Читать книгу El truhan y la doncella - Blythe Gifford - Страница 13
Nueve
ОглавлениеPara Garren sí que había un mañana. Mientras Dios le arrebataba a sus seres queridos, entre un pasado amargo y un futuro vacío, le concedía vivir un presente eterno. Aspiró profundamente el olor del amanecer y se preguntó de qué manera podría aprovecharlo al máximo.
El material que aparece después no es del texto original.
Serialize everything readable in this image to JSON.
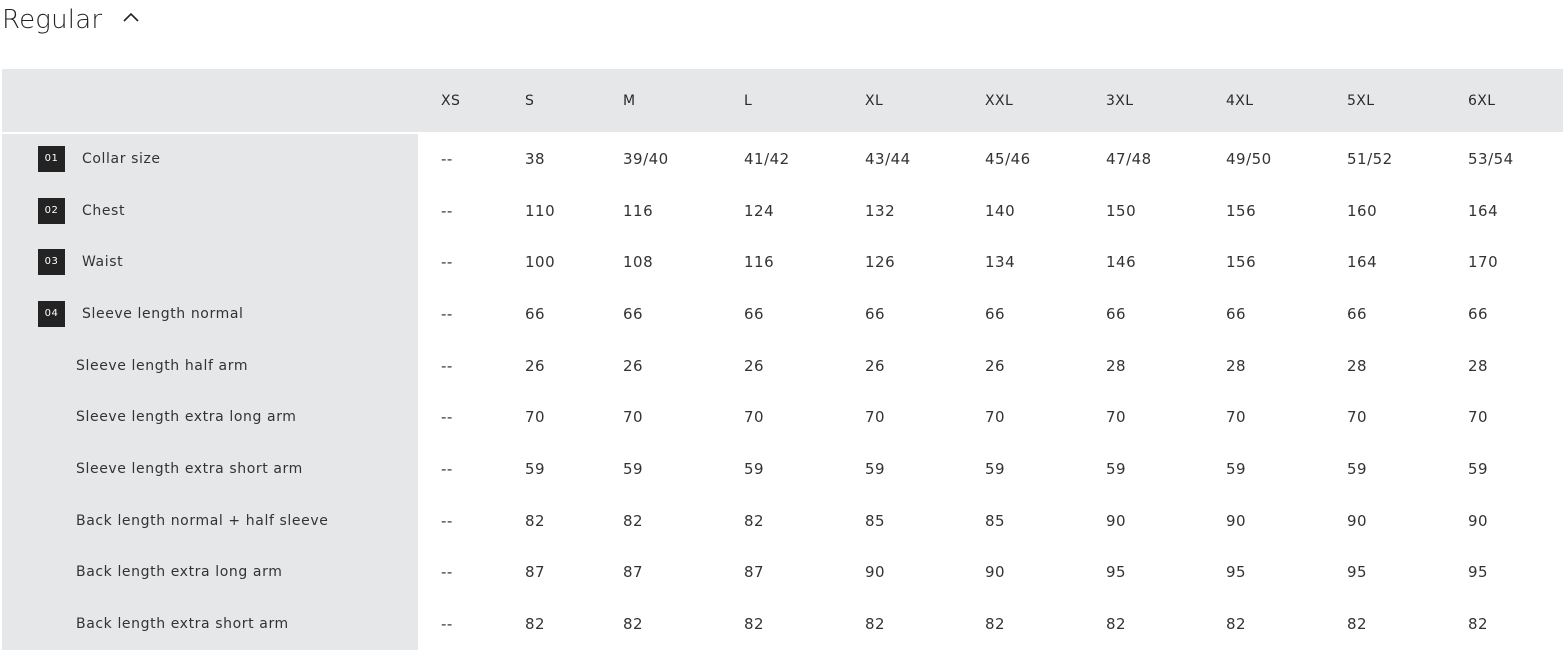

Dominica lo evitaba, y él lamentaba haberla asustado. Su única intención había sido abrirle los ojos al mundo real, pero ella insistía testarudamente en que él era un mensajero de Dios y se defendía con las palabras del réprobo Agustín. Garren no era ningún académico, pero conocía las historias sobre aquel sujeto que había sucumbido a las pasiones mundanas antes de convertirse al Cristianismo.
Las mismas pasiones que Dominica empezaba a sentir. Garren lo había notado en su voz ahogada y su pulso acelerado. Sí, definitivamente sentía la tentación y le aterrorizaba esa grieta en su muro de inocencia.
Pero la grieta también afectaba a su confianza, y Garren necesitaba que confiase en él, no ya como mensajero de Dios, sino como hombre. Por tanto lo mejor sería no presionarla, pensó mientras la miraba por encima del hombro. Dominica caminaba obedientemente junto a Roucoud, montado por la hermana Marian. Junto a ellas marchaban los hermanos Miller, discutiendo entre ellos. Garren suspiró. Cuando accedió a guiar al grupo solo pensaba en comida, refugio y seguridad. Aquello bastaba para los soldados, pero no para los peregrinos, a pesar de las severas restricciones que imponía la iglesia contra las comodidades del viaje. Al cabo de tres noches todos necesitaban un techo bajo el que dormir y una comida caliente. Tal vez las comodidades de Exeter calmaran los ánimos de los hermanos Miller, ofrecieran algo de intimidad a la insaciable pareja y permitieran a la hermana Marian recuperar las fuerzas.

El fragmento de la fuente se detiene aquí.